Je connais le texte de Liliane Terrier mais je ne sais pas vraiment où il veut en venir. Il n'y a pas de spécificité conversationnelle au net car la conversation peut survenir à n'importe quel moment, peut-être plus facilement autour d'un bon repas, sur un siège qui porte ce nom, sur un banc public, pendant un vernissage...
Certes, les dispositifs du web, notamment à travers les réseaux sociaux, entretiennent un certain bavardage, mais sont-ce réellement des situations conversationnelles ?
"L'art réduit à la conversation entre artistes, pendant le temps de leurs projets individuels, serait cet échange, une sorte d'expérience collective qui interroge ce qu'est l'art aujourd'hui, la conversation devenant œuvre et théorie de l'art. Le caractère à la fois collectif, spiritualisé et dématérialisé de l'art est réaffirmé. Il trouve sa logique évidente, son enveloppe et sa forme sur le net, outil qui vient à point dans la logique de l'époque."
Ce paragraphe, relevé au tout début du texte de Liliane Terrier, est une citation des propos de Paul Devautour sur lesquels elle s'appuie pour avancer l'idée que la conversation remplacerait l'exposition.
L'exposition ne s'est pas éteinte et la conversation n'est pas encore très pratiquée en art. Je dirais même que l'exposition s'est renforcée et qu'elle offre le modèle quasi exclusif de la visibilité artistique aujourd'hui. Le format de l'art est l'exposition, les œuvres sont façonnées pour l'exposition.

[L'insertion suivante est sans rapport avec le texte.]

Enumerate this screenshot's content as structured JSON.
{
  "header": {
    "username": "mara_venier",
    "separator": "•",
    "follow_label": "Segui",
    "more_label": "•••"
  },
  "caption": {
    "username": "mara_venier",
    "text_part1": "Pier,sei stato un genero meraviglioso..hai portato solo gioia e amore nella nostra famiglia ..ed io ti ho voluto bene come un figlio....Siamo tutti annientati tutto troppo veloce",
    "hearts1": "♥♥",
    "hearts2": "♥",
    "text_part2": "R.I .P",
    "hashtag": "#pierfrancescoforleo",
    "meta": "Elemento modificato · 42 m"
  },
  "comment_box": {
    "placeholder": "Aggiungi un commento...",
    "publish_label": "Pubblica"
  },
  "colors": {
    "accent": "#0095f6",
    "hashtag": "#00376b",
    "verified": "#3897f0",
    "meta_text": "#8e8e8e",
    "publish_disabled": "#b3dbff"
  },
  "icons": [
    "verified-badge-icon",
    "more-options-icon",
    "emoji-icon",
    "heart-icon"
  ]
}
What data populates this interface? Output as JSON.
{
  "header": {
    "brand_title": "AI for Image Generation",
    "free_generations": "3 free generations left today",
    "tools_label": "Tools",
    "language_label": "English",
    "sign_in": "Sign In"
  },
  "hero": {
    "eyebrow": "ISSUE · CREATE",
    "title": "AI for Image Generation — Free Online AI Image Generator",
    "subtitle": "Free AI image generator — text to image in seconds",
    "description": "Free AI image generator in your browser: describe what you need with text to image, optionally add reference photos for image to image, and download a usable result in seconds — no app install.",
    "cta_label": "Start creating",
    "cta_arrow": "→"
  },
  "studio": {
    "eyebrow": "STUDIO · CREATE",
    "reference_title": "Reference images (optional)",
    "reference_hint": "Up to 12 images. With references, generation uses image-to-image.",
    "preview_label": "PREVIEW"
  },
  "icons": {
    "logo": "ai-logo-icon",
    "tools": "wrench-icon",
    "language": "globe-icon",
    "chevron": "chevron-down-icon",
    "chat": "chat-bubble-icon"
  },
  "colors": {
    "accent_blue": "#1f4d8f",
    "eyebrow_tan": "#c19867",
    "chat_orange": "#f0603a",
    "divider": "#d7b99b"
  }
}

Pour moi, il ne s'agit pas de remplacer la conversation par l'exposition - quand bien même cela pourrait arriver ! - mais de proposer des expériences de conversations. Je discutais récemment avec une connaissance de ce qui l'occupait en ce moment, et sa réponse a été de m'énumérer les expositions en cours et les œuvres qu'il avait bien placées dans des manifestations cotées sans m'expliquer de quoi étaient faites ces œuvres et quels étaient les enjeux des expositions en question. Bref, nous n'avons pas parlé d'art.
C'est assez symptomatique de ce qui se trame majoritairement en art aujourd'hui.
Plus loin dans son texte, Liliane Terrier mentionne l'esthétique de la communication, dont Fred Forest est l'instigateur, pour parler de la conversation comme médium artistique.
Je suis vraiment opposée à cette théorie, dont wikipedia ne présente qu'un raccourci factuel, qui repose sur un art mettant en avant l'immatériel mais en s'appuyant sur l'information et la communication comme matériaux artistiques. L'esthétique de la communication cherche à faire de la communication même une forme en tentant de se démarquer du schéma classique de l'exposition.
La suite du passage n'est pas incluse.